France issues second arrest warrant against Bashar al-Assad
A French court issued a new arrest warrant against the ousted Syrian president Bashar al-Assad on Tuesday, January 21, on charges of complicity in committing war crimes in Syria.
Two French judges issued the arrest warrant for Bashar al-Assad, related to a bombing by the regime that took place in Daraa in 2017, which resulted in the death of a civilian named Salah Abu Nabout (59 years old), who held both French and Syrian citizenship.
The warrant was issued after investigations proved that Abu Nabout, who worked as a French language teacher, was killed in a helicopter bombing carried out by the regime’s helicopters, targeting his home in Daraa.
The French judiciary believes that Bashar al-Assad ordered this attack and provided the necessary means to carry it out.

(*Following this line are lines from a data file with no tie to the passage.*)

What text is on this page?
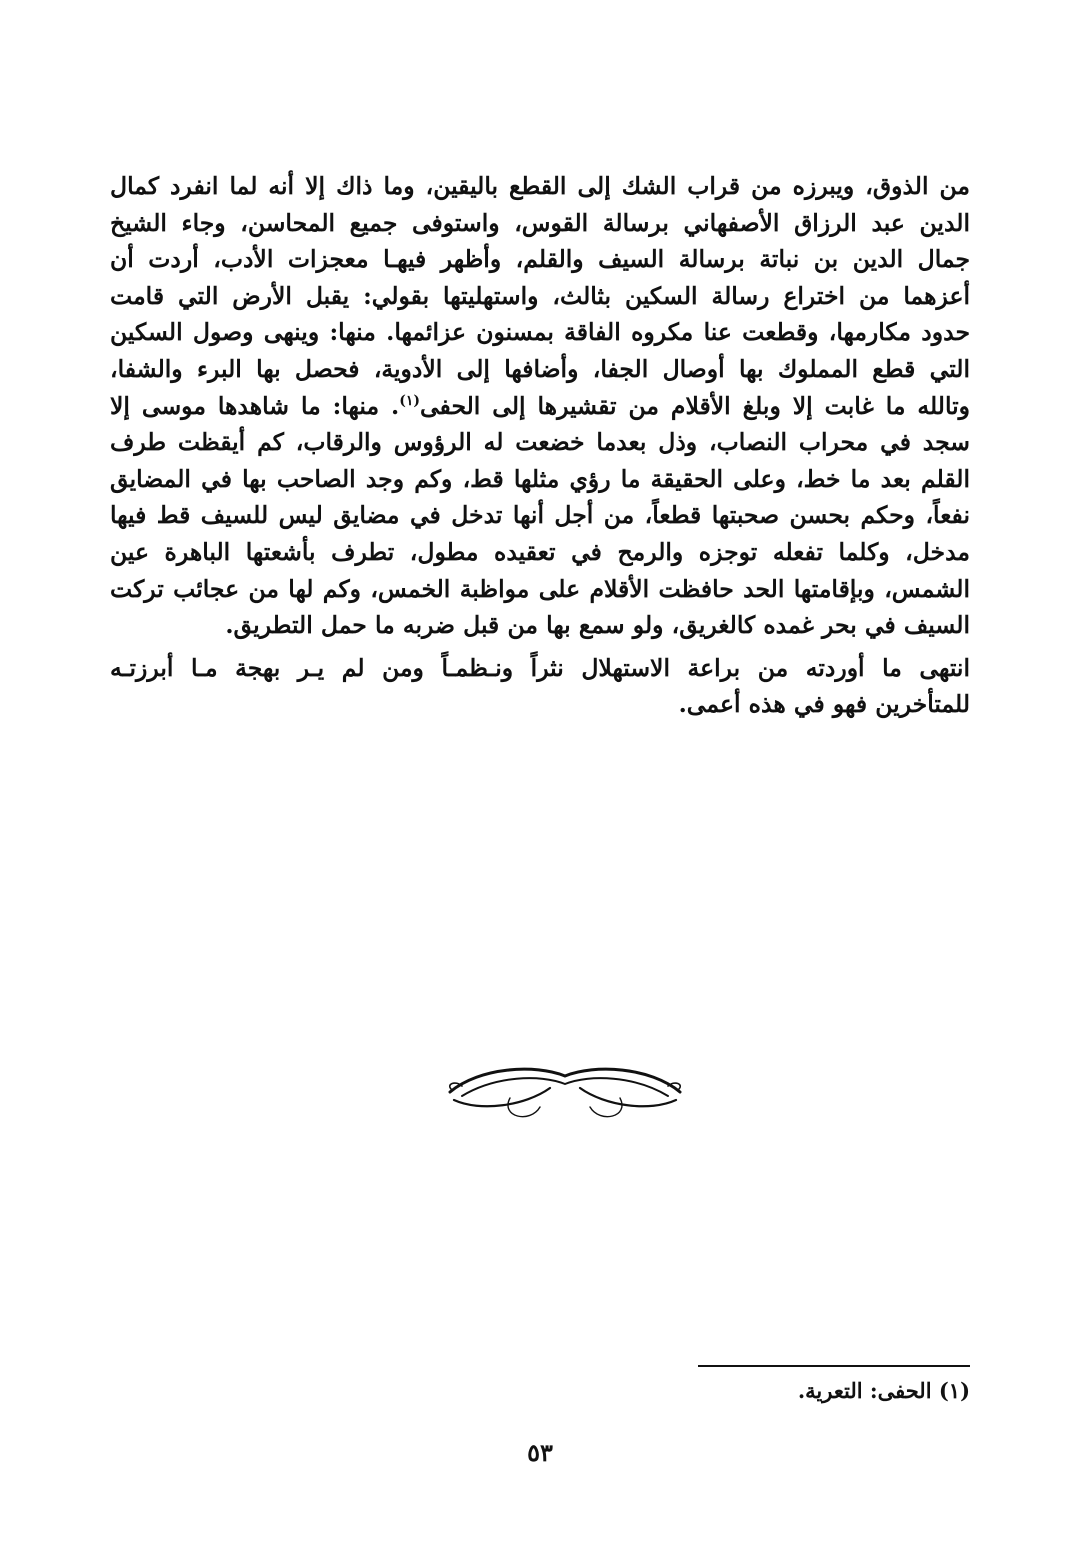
من الذوق، ويبرزه من قراب الشك إلى القطع باليقين، وما ذاك إلا أنه لما انفرد كمال
الدين عبد الرزاق الأصفهاني برسالة القوس، واستوفى جميع المحاسن، وجاء الشيخ
جمال الدين بن نباتة برسالة السيف والقلم، وأظهر فيهـا معجزات الأدب، أردت أن
أعزهما من اختراع رسالة السكين بثالث، واستهليتها بقولي: يقبل الأرض التي قامت
حدود مكارمها، وقطعت عنا مكروه الفاقة بمسنون عزائمها. منها: وينهى وصول السكين
التي قطع المملوك بها أوصال الجفا، وأضافها إلى الأدوية، فحصل بها البرء والشفا،
وتالله ما غابت إلا وبلغ الأقلام من تقشيرها إلى الحفى$^{(١)}$. منها: ما شاهدها موسى إلا
سجد في محراب النصاب، وذل بعدما خضعت له الرؤوس والرقاب، كم أيقظت طرف
القلم بعد ما خط، وعلى الحقيقة ما رؤي مثلها قط، وكم وجد الصاحب بها في المضايق
نفعاً، وحكم بحسن صحبتها قطعاً، من أجل أنها تدخل في مضايق ليس للسيف قط فيها
مدخل، وكلما تفعله توجزه والرمح في تعقيده مطول، تطرف بأشعتها الباهرة عين
الشمس، وبإقامتها الحد حافظت الأقلام على مواظبة الخمس، وكم لها من عجائب تركت
السيف في بحر غمده كالغريق، ولو سمع بها من قبل ضربه ما حمل التطريق.
انتهى ما أوردته من براعة الاستهلال نثراً ونـظمـاً ومن لم يـر بهجة مـا أبرزتـه
للمتأخرين فهو في هذه أعمى.
(١) الحفى: التعرية.
٥٣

Salah’s son, Omar Abu Nabout, stated that “this case is the culmination of a long struggle for justice, which my family and I have believed in from the beginning.”
The ruling is set to be reviewed by the Court of Cassation in response to an appeal by the public prosecutor’s office in Paris on March 26.
This warrant is the second of its kind aimed at the arrest of Bashar al-Assad, issued by French judges in the Unit for Combating Crimes Against Humanity at the International Criminal Court in the capital, Paris.
Previously, criminal investigation judges in France issued an arrest warrant against al-Assad, his brother Maher, as well as two of his aides, on charges of using chemical weapons in Eastern Ghouta in August 2013, following a criminal investigation conducted by the unit specialized in crimes against humanity and war crimes under the Paris judicial court.
However, the National Anti-Terrorism Public Prosecutor’s Office in France then requested that the Court of Appeal determine the validity of the warrant, given that al-Assad was then a sitting head of state enjoying immunity, which prompted objections from human rights and international organizations, who called for non-recognition of his immunity.
The arrest warrants then targeted, in addition to Bashar al-Assad, his brother Maher, and two other generals: Ghassan Abbas, director of Branch 450 under the Syrian Scientific Studies and Research Center, and Bassam al-Hassan, al-Assad’s advisor for strategic affairs and liaison officer between the presidential palace and the scientific research center.
In July 2024, the Paris Court of Appeal approved the arrest warrant, describing the ruling as “historic,” as it marked the first time a French court recognized that the personal immunity of a sitting head of state is not absolute.